Dolce & Gabbana Gets Milan Dancing to Tropical Beat
Dolce & Gabbana unveiled a tropically-tinted collection during the 2017 Spring / Summer show at Milan Fashion Week on Sunday. ©ALBERTO PIZZOLI / AFP
It was coconuts all round as Dolce & Gabbana unveiled a tropically-tinted collection for next spring and summer with a typically joyful show in Milan on Sunday.
At a time when all the talk is of the action on the street outside becoming more important than what goes on the catwalk, the Sicilian duo took the logical step of bringing the street inside.
As the assembled audience sipped from the coconuts handed out at the entrance, a troupe of boisterous youngsters invaded the stage and broke into a delirious mass boogie that mixed traditional Italian moves with breakdancing.
Of course the unchoreographed feel had been carefully choreographed -- the multi-shaped band of ruffians were dance students from Naples.
But the unexpected start to a show entitled "Tropico Italiano" had the desired effect.
By the time they had departed and the first model emerged, everybody in the room was smiling. Well maybe not Anna Wintour, but everyone else certainly.
The clothes themselves contained few surprises as the designers mined their familiar theme of southern Italian sensuality colliding head on with bling.
In one striking look, an oversized hoodie was worn on its own over sheer, knee-high stockings and under a tiara: grunge princess you could call it.
This season's version of the little black dress was worn by Hailey Baldwin, the increasingly high-profile model niece of actor Alec.

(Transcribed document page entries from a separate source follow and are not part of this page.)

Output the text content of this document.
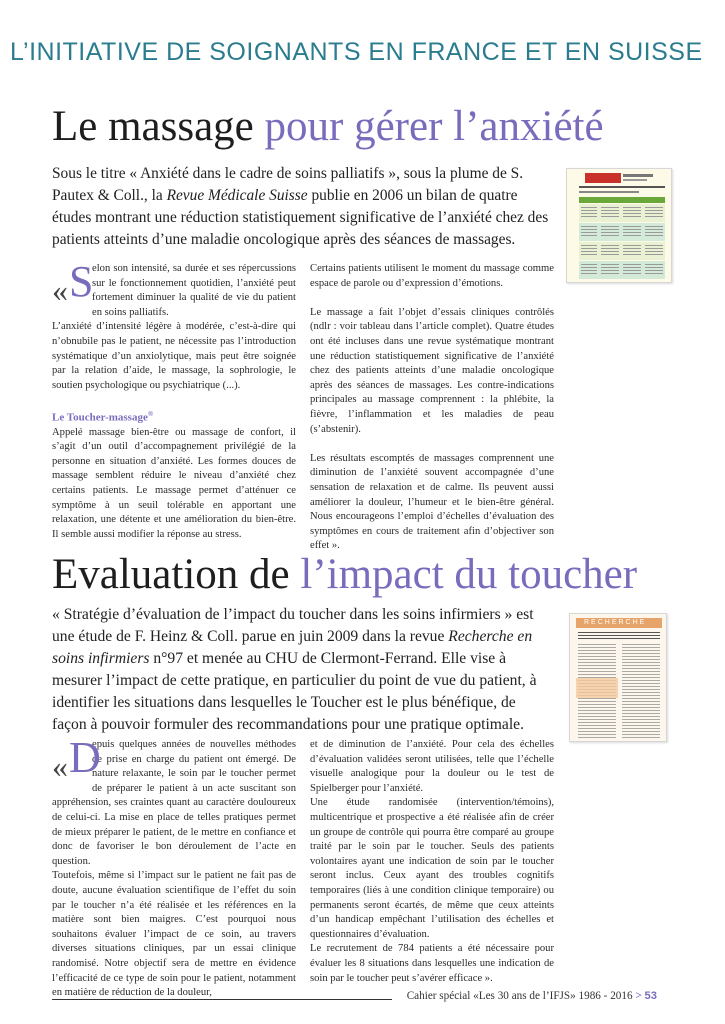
L’INITIATIVE DE SOIGNANTS EN FRANCE ET EN SUISSE
Le massage pour gérer l’anxiété
Sous le titre « Anxiété dans le cadre de soins palliatifs », sous la plume de S. Pautex & Coll., la Revue Médicale Suisse publie en 2006 un bilan de quatre études montrant une réduction statistiquement significative de l’anxiété chez des patients atteints d’une maladie oncologique après des séances de massages.
« S

elon son intensité, sa durée et ses répercussions sur le fonctionnement quotidien, l’anxiété peut fortement diminuer la qualité de vie du patient en soins palliatifs.

L’anxiété d’intensité légère à modérée, c’est-à-dire qui n’obnubile pas le patient, ne nécessite pas l’introduction systématique d’un anxiolytique, mais peut être soignée par la relation d’aide, le massage, la sophrologie, le soutien psychologique ou psychiatrique (...).

Le Toucher-massage®

Appelé massage bien-être ou massage de confort, il s’agit d’un outil d’accompagnement privilégié de la personne en situation d’anxiété. Les formes douces de massage semblent réduire le niveau d’anxiété chez certains patients. Le massage permet d’atténuer ce symptôme à un seuil tolérable en apportant une relaxation, une détente et une amélioration du bien-être. Il semble aussi modifier la réponse au stress.

Certains patients utilisent le moment du massage comme espace de parole ou d’expression d’émotions.

Le massage a fait l’objet d’essais cliniques contrôlés (ndlr : voir tableau dans l’article complet). Quatre études ont été incluses dans une revue systématique montrant une réduction statistiquement significative de l’anxiété chez des patients atteints d’une maladie oncologique après des séances de massages. Les contre-indications principales au massage comprennent : la phlébite, la fièvre, l’inflammation et les maladies de peau (s’abstenir).

Les résultats escomptés de massages comprennent une diminution de l’anxiété souvent accompagnée d’une sensation de relaxation et de calme. Ils peuvent aussi améliorer la douleur, l’humeur et le bien-être général. Nous encourageons l’emploi d’échelles d’évaluation des symptômes en cours de traitement afin d’objectiver son effet ».

Evaluation de l’impact du toucher
« Stratégie d’évaluation de l’impact du toucher dans les soins infirmiers » est une étude de F. Heinz & Coll. parue en juin 2009 dans la revue Recherche en soins infirmiers n°97 et menée au CHU de Clermont-Ferrand. Elle vise à mesurer l’impact de cette pratique, en particulier du point de vue du patient, à identifier les situations dans lesquelles le Toucher est le plus bénéfique, de façon à pouvoir formuler des recommandations pour une pratique optimale.
RECHERCHE
« D

epuis quelques années de nouvelles méthodes de prise en charge du patient ont émergé. De nature relaxante, le soin par le toucher permet de préparer le patient à un acte suscitant son appréhension, ses craintes quant au caractère douloureux de celui-ci. La mise en place de telles pratiques permet de mieux préparer le patient, de le mettre en confiance et donc de favoriser le bon déroulement de l’acte en question.

Toutefois, même si l’impact sur le patient ne fait pas de doute, aucune évaluation scientifique de l’effet du soin par le toucher n’a été réalisée et les références en la matière sont bien maigres. C’est pourquoi nous souhaitons évaluer l’impact de ce soin, au travers diverses situations cliniques, par un essai clinique randomisé. Notre objectif sera de mettre en évidence l’efficacité de ce type de soin pour le patient, notamment en matière de réduction de la douleur,

et de diminution de l’anxiété. Pour cela des échelles d’évaluation validées seront utilisées, telle que l’échelle visuelle analogique pour la douleur ou le test de Spielberger pour l’anxiété.

Une étude randomisée (intervention/témoins), multicentrique et prospective a été réalisée afin de créer un groupe de contrôle qui pourra être comparé au groupe traité par le soin par le toucher. Seuls des patients volontaires ayant une indication de soin par le toucher seront inclus. Ceux ayant des troubles cognitifs temporaires (liés à une condition clinique temporaire) ou permanents seront écartés, de même que ceux atteints d’un handicap empêchant l’utilisation des échelles et questionnaires d’évaluation.

Le recrutement de 784 patients a été nécessaire pour évaluer les 8 situations dans lesquelles une indication de soin par le toucher peut s’avérer efficace ».

Cahier spécial «Les 30 ans de l’IFJS» 1986 - 2016 > 53
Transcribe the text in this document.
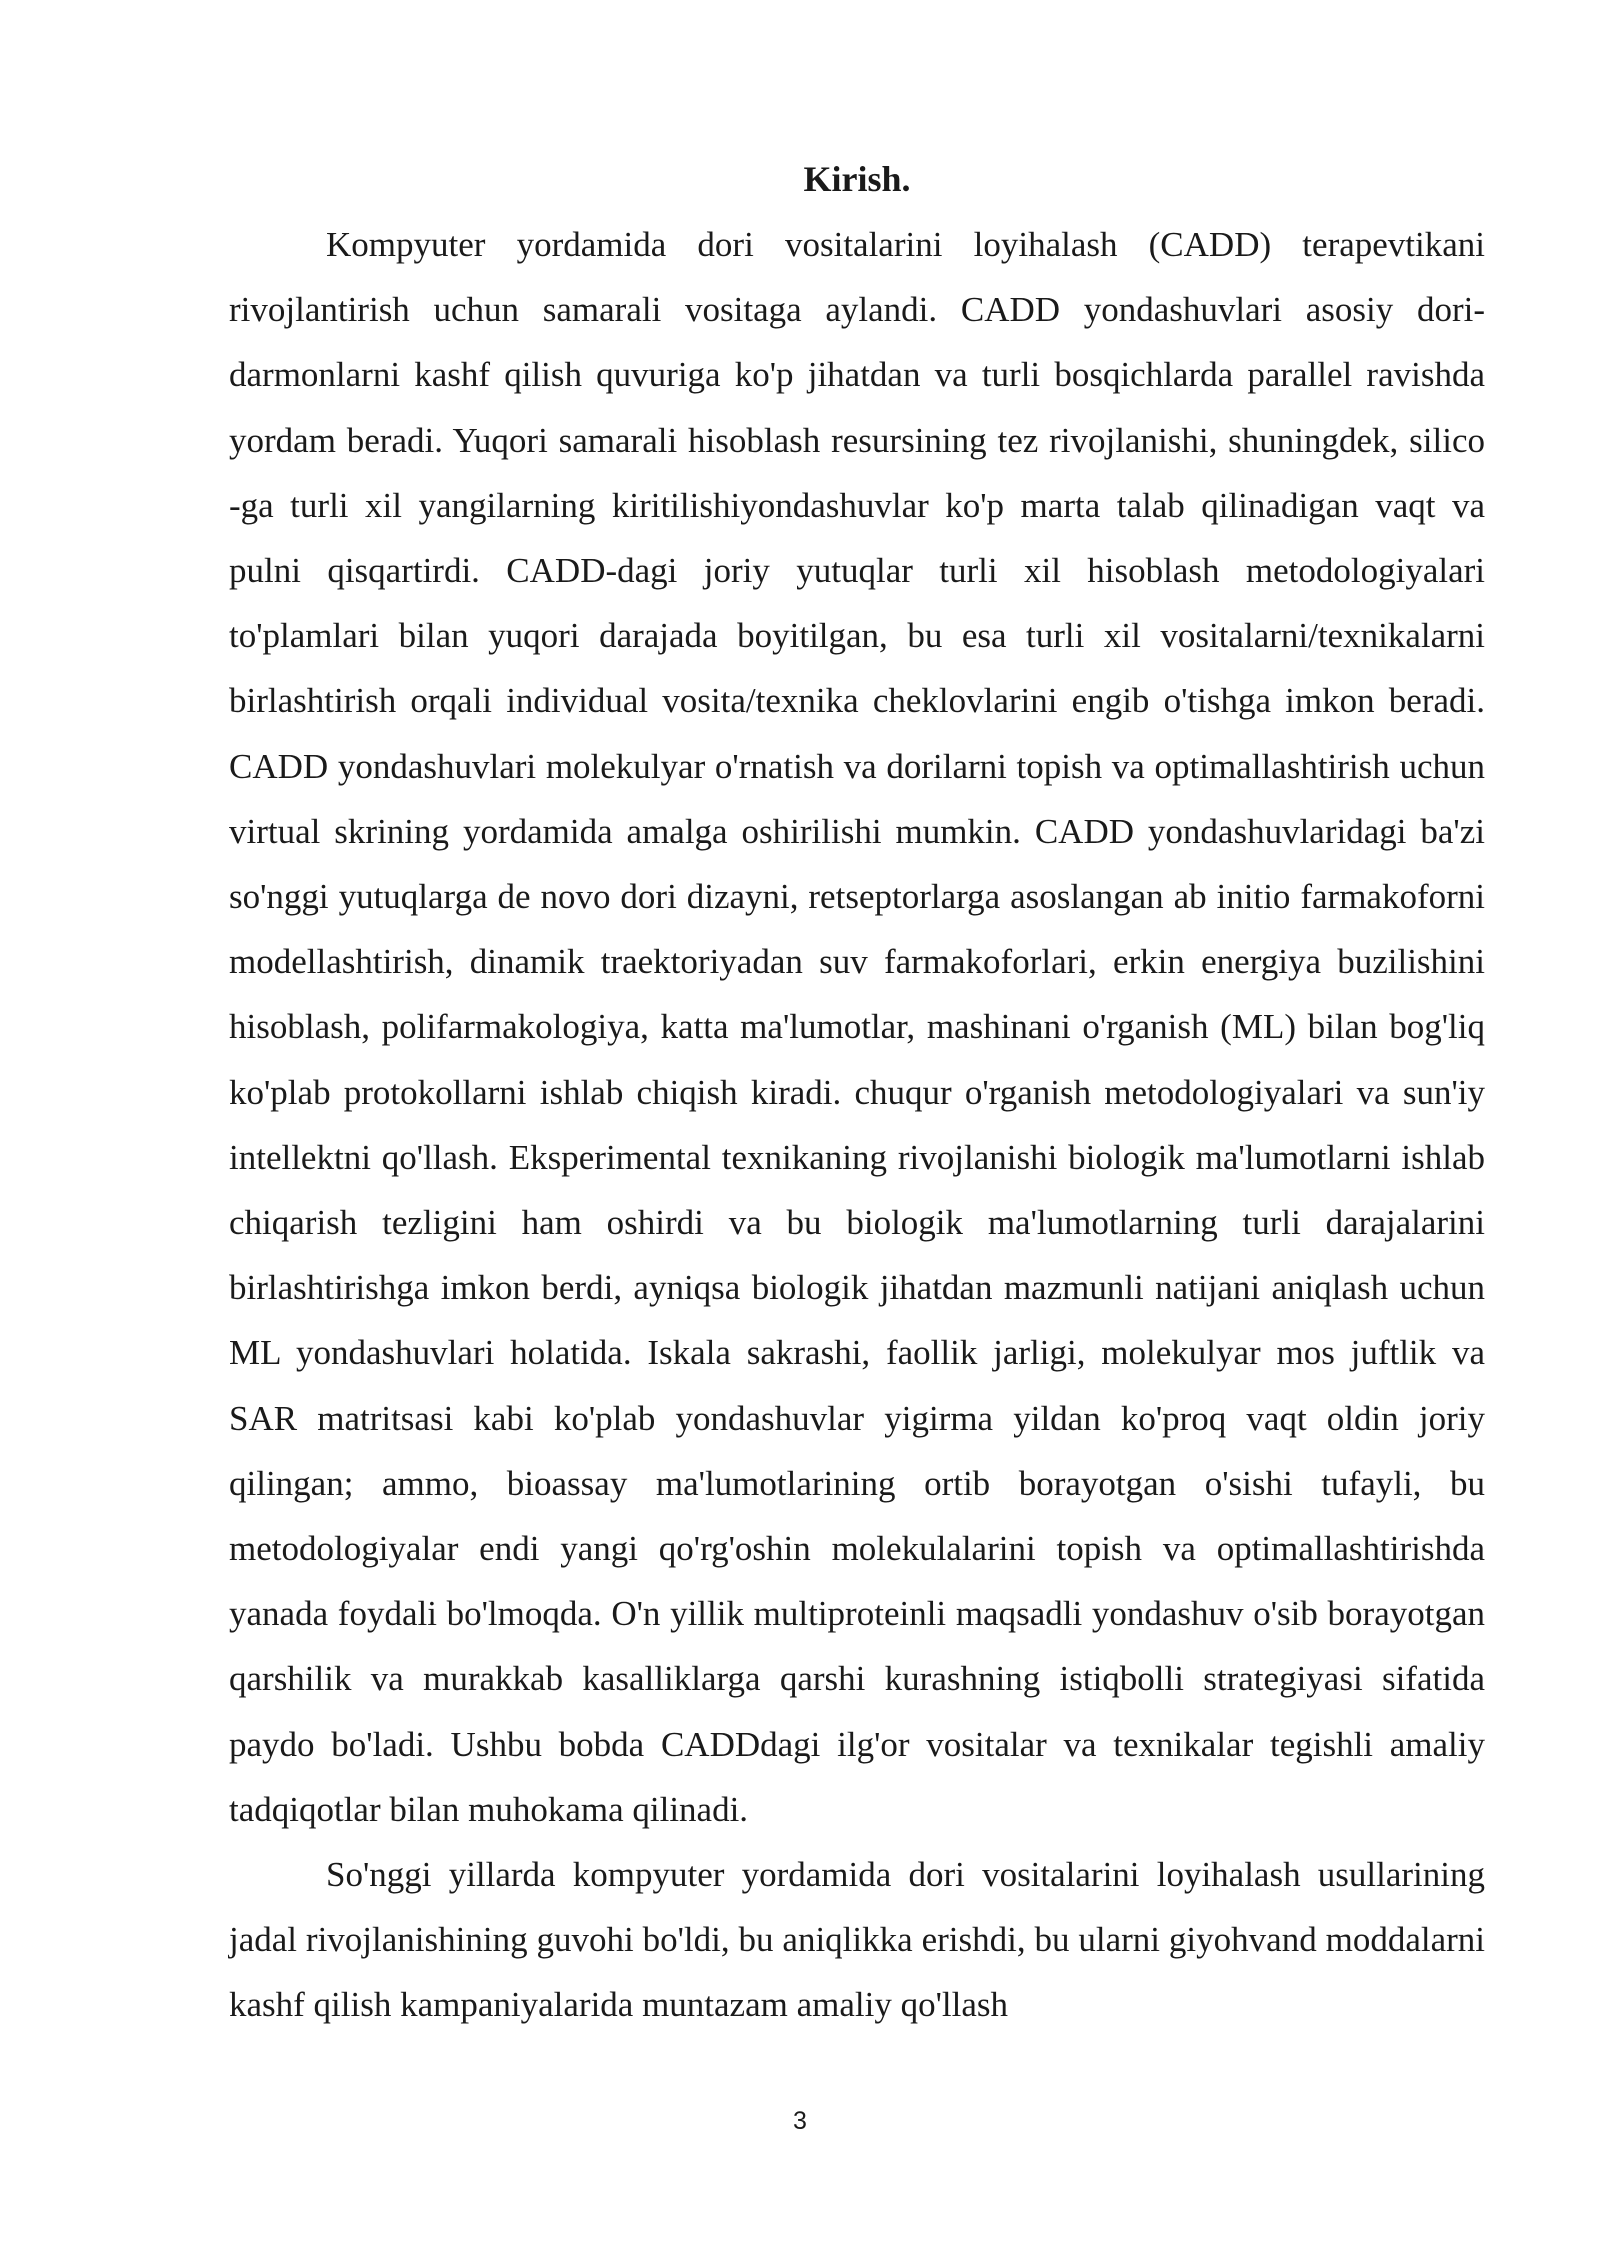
Kirish.

Kompyuter yordamida dori vositalarini loyihalash (CADD) terapevtikani rivojlantirish uchun samarali vositaga aylandi. CADD yondashuvlari asosiy dori-darmonlarni kashf qilish quvuriga ko'p jihatdan va turli bosqichlarda parallel ravishda yordam beradi. Yuqori samarali hisoblash resursining tez rivojlanishi, shuningdek, silico -ga turli xil yangilarning kiritilishiyondashuvlar ko'p marta talab qilinadigan vaqt va pulni qisqartirdi. CADD-dagi joriy yutuqlar turli xil hisoblash metodologiyalari to'plamlari bilan yuqori darajada boyitilgan, bu esa turli xil vositalarni/texnikalarni birlashtirish orqali individual vosita/texnika cheklovlarini engib o'tishga imkon beradi. CADD yondashuvlari molekulyar o'rnatish va dorilarni topish va optimallashtirish uchun virtual skrining yordamida amalga oshirilishi mumkin. CADD yondashuvlaridagi ba'zi so'nggi yutuqlarga de novo dori dizayni, retseptorlarga asoslangan ab initio farmakoforni modellashtirish, dinamik traektoriyadan suv farmakoforlari, erkin energiya buzilishini hisoblash, polifarmakologiya, katta ma'lumotlar, mashinani o'rganish (ML) bilan bog'liq ko'plab protokollarni ishlab chiqish kiradi. chuqur o'rganish metodologiyalari va sun'iy intellektni qo'llash. Eksperimental texnikaning rivojlanishi biologik ma'lumotlarni ishlab chiqarish tezligini ham oshirdi va bu biologik ma'lumotlarning turli darajalarini birlashtirishga imkon berdi, ayniqsa biologik jihatdan mazmunli natijani aniqlash uchun ML yondashuvlari holatida. Iskala sakrashi, faollik jarligi, molekulyar mos juftlik va SAR matritsasi kabi ko'plab yondashuvlar yigirma yildan ko'proq vaqt oldin joriy qilingan; ammo, bioassay ma'lumotlarining ortib borayotgan o'sishi tufayli, bu metodologiyalar endi yangi qo'rg'oshin molekulalarini topish va optimallashtirishda yanada foydali bo'lmoqda. O'n yillik multiproteinli maqsadli yondashuv o'sib borayotgan qarshilik va murakkab kasalliklarga qarshi kurashning istiqbolli strategiyasi sifatida paydo bo'ladi. Ushbu bobda CADDdagi ilg'or vositalar va texnikalar tegishli amaliy tadqiqotlar bilan muhokama qilinadi.

So'nggi yillarda kompyuter yordamida dori vositalarini loyihalash usullarining jadal rivojlanishining guvohi bo'ldi, bu aniqlikka erishdi, bu ularni giyohvand moddalarni kashf qilish kampaniyalarida muntazam amaliy qo'llash

3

A tweaked version came in the form of a bustier and pencil skirt linked by a sheer section across the midriff.
Overcoats sparkled with a rainbow of metallic colours, while platform sandals and chunky high heels were fitted with flashing green, blue, red and purple lights, a kind of powered-up version of a look that remains popular with toddlers.
- Myanmar and football -
The tropical theme was most apparent in some Carmen Miranda-style headwear and there were the usual humorous nods to the designers' Sicilian heritage.
Pyjamas in the style of a football strip came with Palermo printed on the back in case anyone did not recognise the pink and black colours of the team from the island's capital.
A mini-dress that appeared to have been cut from a flour sack was emblazoned with PIZZA across the bust.
At the more discreet end of the spectrum, a plain white polo shirt was paired with a black wraparound mini that tied up asymmetrically, while a pinstripe two piece was comprised of a cropped jacket and pleated, Capri-length trousers.
The dancers returned for the show's riotous finale, pulling people from the crowd to join them in getting down before Domenico Dolce and Stefano Gabbana emerged from backstage.
With Monday's programme dominated by up-and-coming talent, they were the last big names to take a bow at this year's fashion week as a result of Giorgio Armani's decision to give up his traditional closing-day slot.
Also showing on Sunday was Jil Sander, where Rodolfo Paglialunga opted for a slightly more billowy version of the workwear-heavy brand's traditional silhouette.
"Assertive volumes create a breath between clothing and body," his collection notes said: "A bold vision of classicism."
Stella Jean meanwhile took inspiration from both football and Myanmar for her latest collection, which blended menswear and womenswear.
The Haitian-Italian designer said some of her looks had been taken from South-East Asia diplomatic receptions of the 1940s, and others inspired by the elegant style of Aung San Suu Kyi.
Cultural crossovers were a theme in a nod to Jean's own mixed heritage, most notably in a sarong and chemisier combination that she described as the "perfect geek chic uniform".
The football theme emerged in jerseys inlaid with captain's armbands and vintage football polo shirts that were paired with ultra feminine skirts.